The terrorist attacks of September 11, 2001 hit close to home for David Stapleton and Joyce Manchester—literally and figuratively. At the time, the two economists were living with their children just outside of Washington, D.C. Soon came devastating news: David and Joyce learned that close friends—a family traveling with their two young daughters—had been aboard the flight that crashed into the Pentagon.
“It could have been us,” said David. They felt compelled to do something to honor their lost friends and help make the world a little bit safer for their own children. That decision began 15 years of both global and local philanthropy. Soon the couple began giving to initiatives to support education, especially for girls, in Afghanistan and central Asia to counter the appeal of extremists and terrorist tactics.
Philanthropy became a “joint project of our relationship and marriage,” said Joyce—as well as a means for gathering with friends. In 2007, they partnered with friends to create the Afghan Education Giving Circle of Northern Virginia, which has since made annual grants to support education for girls in Afghanistan. Many of their grants have been made to Sahar Education International, a program that builds schools and computer centers in Afghanistan; David now serves as treasurer of Sahar’s board.

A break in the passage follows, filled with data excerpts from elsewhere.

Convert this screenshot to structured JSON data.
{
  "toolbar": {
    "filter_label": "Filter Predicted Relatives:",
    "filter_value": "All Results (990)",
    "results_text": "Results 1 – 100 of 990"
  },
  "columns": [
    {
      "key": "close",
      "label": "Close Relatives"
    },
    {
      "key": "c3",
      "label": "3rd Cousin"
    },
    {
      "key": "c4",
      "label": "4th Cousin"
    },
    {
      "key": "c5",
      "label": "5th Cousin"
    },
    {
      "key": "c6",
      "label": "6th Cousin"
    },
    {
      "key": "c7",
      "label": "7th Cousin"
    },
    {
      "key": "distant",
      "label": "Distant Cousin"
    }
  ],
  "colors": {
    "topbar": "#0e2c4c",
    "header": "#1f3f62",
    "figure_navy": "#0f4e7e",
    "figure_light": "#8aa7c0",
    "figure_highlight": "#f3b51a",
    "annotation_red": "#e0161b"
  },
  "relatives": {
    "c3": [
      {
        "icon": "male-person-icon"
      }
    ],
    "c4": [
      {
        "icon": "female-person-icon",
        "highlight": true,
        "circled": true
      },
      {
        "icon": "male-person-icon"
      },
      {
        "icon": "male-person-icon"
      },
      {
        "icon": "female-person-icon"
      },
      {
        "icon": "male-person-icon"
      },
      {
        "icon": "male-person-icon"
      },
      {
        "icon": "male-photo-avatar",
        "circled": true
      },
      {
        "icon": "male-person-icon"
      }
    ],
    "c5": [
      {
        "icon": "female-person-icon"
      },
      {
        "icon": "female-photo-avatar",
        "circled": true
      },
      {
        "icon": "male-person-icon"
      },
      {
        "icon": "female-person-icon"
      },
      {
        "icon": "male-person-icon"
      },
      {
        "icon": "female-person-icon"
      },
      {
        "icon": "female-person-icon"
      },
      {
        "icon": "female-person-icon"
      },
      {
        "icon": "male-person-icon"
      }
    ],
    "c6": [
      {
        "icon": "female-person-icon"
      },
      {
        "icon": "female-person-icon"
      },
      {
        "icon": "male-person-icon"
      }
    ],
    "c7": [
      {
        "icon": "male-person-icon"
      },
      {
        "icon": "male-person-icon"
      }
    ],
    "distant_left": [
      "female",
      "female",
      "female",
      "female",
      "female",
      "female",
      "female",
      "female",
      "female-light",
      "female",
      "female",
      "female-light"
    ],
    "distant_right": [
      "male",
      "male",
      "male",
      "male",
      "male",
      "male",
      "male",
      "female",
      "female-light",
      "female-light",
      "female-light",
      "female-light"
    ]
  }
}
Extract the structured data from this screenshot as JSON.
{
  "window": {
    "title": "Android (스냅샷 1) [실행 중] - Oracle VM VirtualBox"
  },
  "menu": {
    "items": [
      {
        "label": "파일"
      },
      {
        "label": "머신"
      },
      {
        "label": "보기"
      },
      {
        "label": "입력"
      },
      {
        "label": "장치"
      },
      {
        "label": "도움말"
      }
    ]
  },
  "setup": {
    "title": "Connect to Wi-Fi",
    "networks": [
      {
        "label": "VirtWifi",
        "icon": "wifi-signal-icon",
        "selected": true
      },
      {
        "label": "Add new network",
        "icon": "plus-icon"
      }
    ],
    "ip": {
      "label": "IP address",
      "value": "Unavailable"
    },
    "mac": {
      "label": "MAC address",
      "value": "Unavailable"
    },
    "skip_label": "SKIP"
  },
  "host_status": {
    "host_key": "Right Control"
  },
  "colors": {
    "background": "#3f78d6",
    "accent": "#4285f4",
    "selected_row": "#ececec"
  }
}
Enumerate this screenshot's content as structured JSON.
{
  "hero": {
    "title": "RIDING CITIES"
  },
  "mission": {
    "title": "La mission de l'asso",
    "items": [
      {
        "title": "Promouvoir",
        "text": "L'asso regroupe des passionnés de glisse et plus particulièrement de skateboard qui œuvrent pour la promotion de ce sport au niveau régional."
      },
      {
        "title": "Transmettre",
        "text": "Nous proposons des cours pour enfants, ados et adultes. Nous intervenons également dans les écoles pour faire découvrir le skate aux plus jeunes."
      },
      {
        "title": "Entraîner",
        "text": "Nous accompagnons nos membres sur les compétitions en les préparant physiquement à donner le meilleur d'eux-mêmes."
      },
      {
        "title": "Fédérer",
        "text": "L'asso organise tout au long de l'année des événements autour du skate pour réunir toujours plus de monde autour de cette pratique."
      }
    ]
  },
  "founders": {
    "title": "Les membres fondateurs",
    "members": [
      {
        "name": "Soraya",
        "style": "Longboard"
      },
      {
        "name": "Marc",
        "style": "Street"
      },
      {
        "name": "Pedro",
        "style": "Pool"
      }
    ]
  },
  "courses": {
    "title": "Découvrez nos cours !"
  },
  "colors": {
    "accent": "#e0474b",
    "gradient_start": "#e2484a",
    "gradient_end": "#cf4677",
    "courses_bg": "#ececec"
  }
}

While much of the couple’s giving has focused on global initiatives, Joyce and David are also committed to giving back locally. After relocating to Vermont in 2014, they set up their fund with the Community Foundation the following year. They used the Community Foundation’s 2015 Opportunity report to learn more about programs they might support in the state, and targeted their giving to programs focused on helping young people become productive members of society.
“We feel we have a responsibility to do something good for the world because we are able to do something good for the world,” said Joyce. Be it at home or halfway around the world, that’s the philosophy that guides their giving.